Cartas de amor centenárias de soldados portugueses vão ser expostas em França
A exposição vai estar patente no âmbito do centenário da Batalha de La Lys, a 9 de abril, considerada como "a Alcácer Quibir do século XX".
Corpo do artigo
A cidade de Vieille-Chapelle, no norte de França, vai ser palco da exposição "Amores Suspensos", de 6 de abril a 7 de maio, que vai mostrar cerca de 150 cartas de amor de soldados portugueses que combateram na Primeira Guerra Mundial em França.
A exposição vai estar patente no âmbito do centenário da Batalha de La Lys, a 9 de abril, considerada como "a Alcácer Quibir do século XX" e em que morreram cerca de dois mil soldados do Corpo Expedicionário Português (CEP), nas vésperas do render de tropas.
A mostra está a ser comissariada pela bisneta de um soldado português que lutou na frente de batalha francesa, Aurore Rouffelaers, a partir da coleção póstuma de Afonso Maia, neto de um outro soldado português e que dedicou grande parte da sua vida a estudar o CEP.
Das 150 cartas e postais escritos em língua portuguesa, "entre 30 a 50" deverão ser traduzidos para francês para contar os "amores colocados entre parêntesis" devido à guerra, explicou à Lusa Aurore Rouffelaers.
O interesse pelas histórias de amor na Grande Guerra surgiu com os relatos da avó, Felícia Glória d'Assunção Pailleux, que sempre lhe falou sobre o pai soldado que se apaixonou por uma francesa e que, no final da guerra, trocou Portugal por França e teve 15 filhos.
"O teor das cartas é suave no meio da violência extrema que é a guerra. A exposição chama-se 'Amores Suspensos' porque o amor foi colocado entre parêntesis e isso acaba por alimentar e aumentar o amor. Vamos pendurar as cartas no teto, com laços de todas as cores para que voem. O correio é mesmo assim, ele voa", descreveu.
As 150 cartas de amor portuguesas são uma gota no oceano face às mil milhões de cartas, escritas em diversas línguas, que foram enviadas durante a Primeira Guerra Mundial, já que a correspondência "era a forma de os soldados se manterem vivos", continuou Aurore Rouffelaers.
As cartas dão uma outra visão da guerra porque os militares "não podem contar o horror do quotidiano", tendo em conta que "as cartas eram abertas e têm o carimbo da censura" e por "respeito pelas famílias".
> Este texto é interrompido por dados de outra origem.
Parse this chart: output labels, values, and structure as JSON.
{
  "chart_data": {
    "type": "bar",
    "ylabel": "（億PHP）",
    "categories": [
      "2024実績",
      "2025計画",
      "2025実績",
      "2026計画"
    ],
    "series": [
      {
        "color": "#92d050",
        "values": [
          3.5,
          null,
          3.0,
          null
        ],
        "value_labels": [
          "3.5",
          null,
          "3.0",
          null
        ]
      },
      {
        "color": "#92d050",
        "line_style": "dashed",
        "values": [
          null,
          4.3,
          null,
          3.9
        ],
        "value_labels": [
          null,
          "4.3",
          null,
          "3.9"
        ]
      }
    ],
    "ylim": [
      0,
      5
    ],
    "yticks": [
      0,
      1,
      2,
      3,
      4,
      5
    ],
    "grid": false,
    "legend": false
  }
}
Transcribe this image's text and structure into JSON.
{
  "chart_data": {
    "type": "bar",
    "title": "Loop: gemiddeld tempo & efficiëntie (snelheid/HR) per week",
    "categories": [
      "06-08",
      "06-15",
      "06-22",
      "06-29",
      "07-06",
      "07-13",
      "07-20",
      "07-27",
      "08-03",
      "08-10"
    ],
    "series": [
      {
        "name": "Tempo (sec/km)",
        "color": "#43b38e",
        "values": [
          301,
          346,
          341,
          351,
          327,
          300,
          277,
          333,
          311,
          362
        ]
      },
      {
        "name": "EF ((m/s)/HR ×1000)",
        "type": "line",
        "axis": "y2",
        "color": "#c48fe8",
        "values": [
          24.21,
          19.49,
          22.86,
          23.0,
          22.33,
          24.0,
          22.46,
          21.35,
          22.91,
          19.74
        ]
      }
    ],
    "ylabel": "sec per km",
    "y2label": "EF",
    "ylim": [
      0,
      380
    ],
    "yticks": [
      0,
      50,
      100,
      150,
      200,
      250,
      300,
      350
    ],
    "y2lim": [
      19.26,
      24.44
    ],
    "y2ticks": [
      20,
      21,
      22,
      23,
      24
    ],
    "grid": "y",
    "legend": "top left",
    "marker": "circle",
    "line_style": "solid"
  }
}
"Os soldados contam a saudade, as pequenas histórias, a pequena guerra porque não querem preocupar a família nem ser censurados. Eles tentam saber notícias dos outros que estão a combater porque a família tem cartas de todos, enquanto o soldado na trincheira não sabe onde está o irmão ou o primo", continuou Aurore Rouffelaers.
O "inferno com os pés na lama" ficava à margem das cartas, assim como as descrições que "o campo de batalha cheira a pólvora e a morte" ou que "a comida é nojenta e fria" ou que "o ribombar dos bombardeamentos é permanente e que o 'ba ba bam ba ba bam' está sempre nos ouvidos".
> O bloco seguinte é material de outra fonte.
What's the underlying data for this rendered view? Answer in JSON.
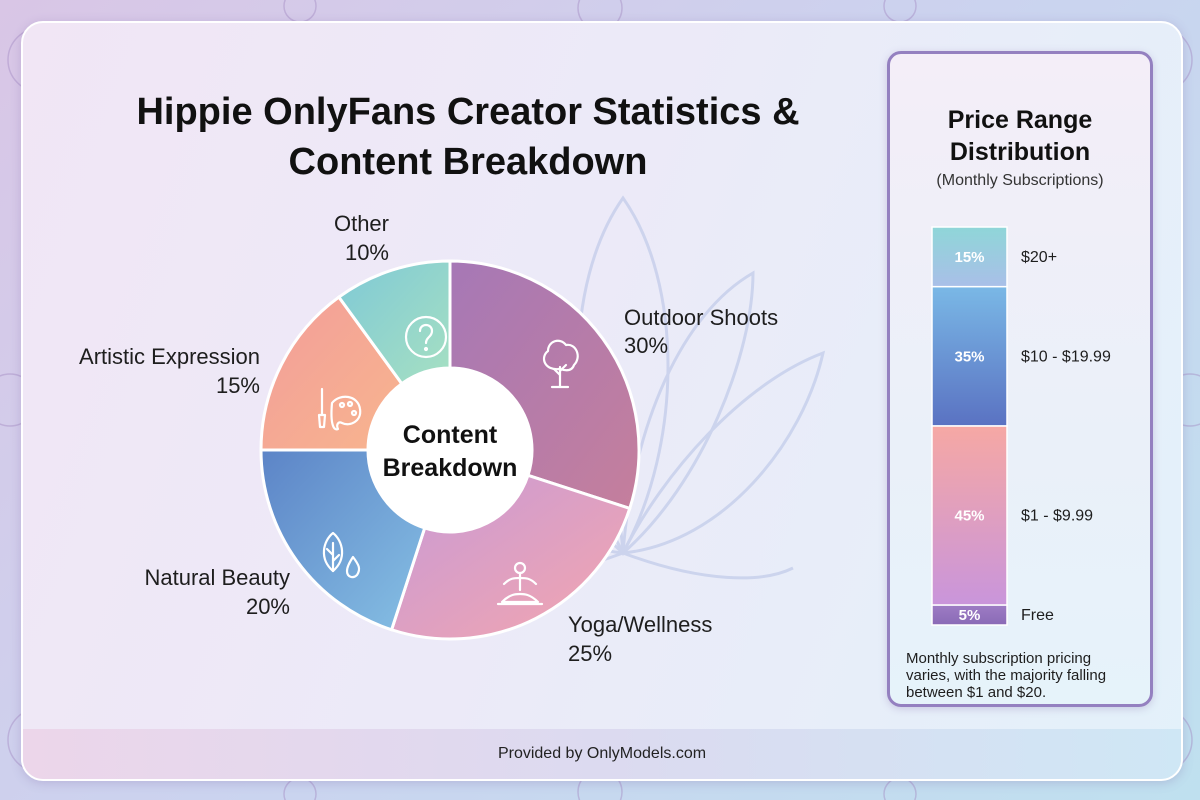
{
  "title": "Hippie OnlyFans Creator Statistics & Content Breakdown",
  "colors": {
    "outdoor": [
      "#a678b6",
      "#c57f9c"
    ],
    "yoga": [
      "#c89ad6",
      "#f4a6ae"
    ],
    "natural": [
      "#5c84c7",
      "#86c0e4"
    ],
    "artistic": [
      "#f29d9a",
      "#f8b58e"
    ],
    "other": [
      "#7fc9d6",
      "#a6e0c2"
    ]
  },
  "chart_data": [
    {
      "type": "pie",
      "title": "Content Breakdown",
      "center_label": [
        "Content",
        "Breakdown"
      ],
      "slices": [
        {
          "name": "Outdoor Shoots",
          "value": 30,
          "label": "30%",
          "icon": "tree-icon"
        },
        {
          "name": "Yoga/Wellness",
          "value": 25,
          "label": "25%",
          "icon": "meditation-icon"
        },
        {
          "name": "Natural Beauty",
          "value": 20,
          "label": "20%",
          "icon": "leaf-drop-icon"
        },
        {
          "name": "Artistic Expression",
          "value": 15,
          "label": "15%",
          "icon": "palette-brush-icon"
        },
        {
          "name": "Other",
          "value": 10,
          "label": "10%",
          "icon": "question-icon"
        }
      ]
    },
    {
      "type": "bar",
      "stacked": true,
      "title": "Price Range Distribution",
      "subtitle": "(Monthly Subscriptions)",
      "categories": [
        "$20+",
        "$10 - $19.99",
        "$1 - $9.99",
        "Free"
      ],
      "values": [
        15,
        35,
        45,
        5
      ],
      "value_labels": [
        "15%",
        "35%",
        "45%",
        "5%"
      ],
      "note": "Monthly subscription pricing varies, with the majority falling between $1 and $20."
    }
  ],
  "footer": {
    "text": "Provided by OnlyModels.com"
  }
}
"Não podes contar à tua mulher que hoje estiveste para morrer quatro vezes. Não podes contar que o bombardeamento foi tão intenso que os corpos que estavam enterrados no 'No Man's Land' voaram pelos ares e havia bocados de cadáveres por todo o lado. Não podes contar isto à tua mulher senão ela deixa de viver", destacou Aurore Rouffelaers.
Para sobreviver, sobravam as palavras sugestivas "para manter a líbido" e uma ou outra lembrança dentro do envelope, algo transversal a todos os batalhões de diferentes nacionalidades.
"Nas cartas portuguesas ainda não encontrei, mas nas francesas, quando os soldados estão há muito tempo na frente, encontram-se matérias orgânicas ou coisas mais românticas como uma madeixa de cabelo ou flores", concluiu.
Aurore Rouffelaers tem 38 anos e é também a coordenadora do Centro de Turismo de Béthune-Bruay para as comemorações do centenário da Primeira Guerra Mundial, estando a trabalhar em coordenação com o Cônsul Honorário de Portugal em Lille, Bruno Cavaco.
A lusodescendente é também comissária da exposição "Racines" ["Raízes"] sobre descendentes de portugueses que combateram na Primeira Guerra Mundial e que vai estar patente de 6 de abril a 7 de maio de 2018, na cidade de Richebourg.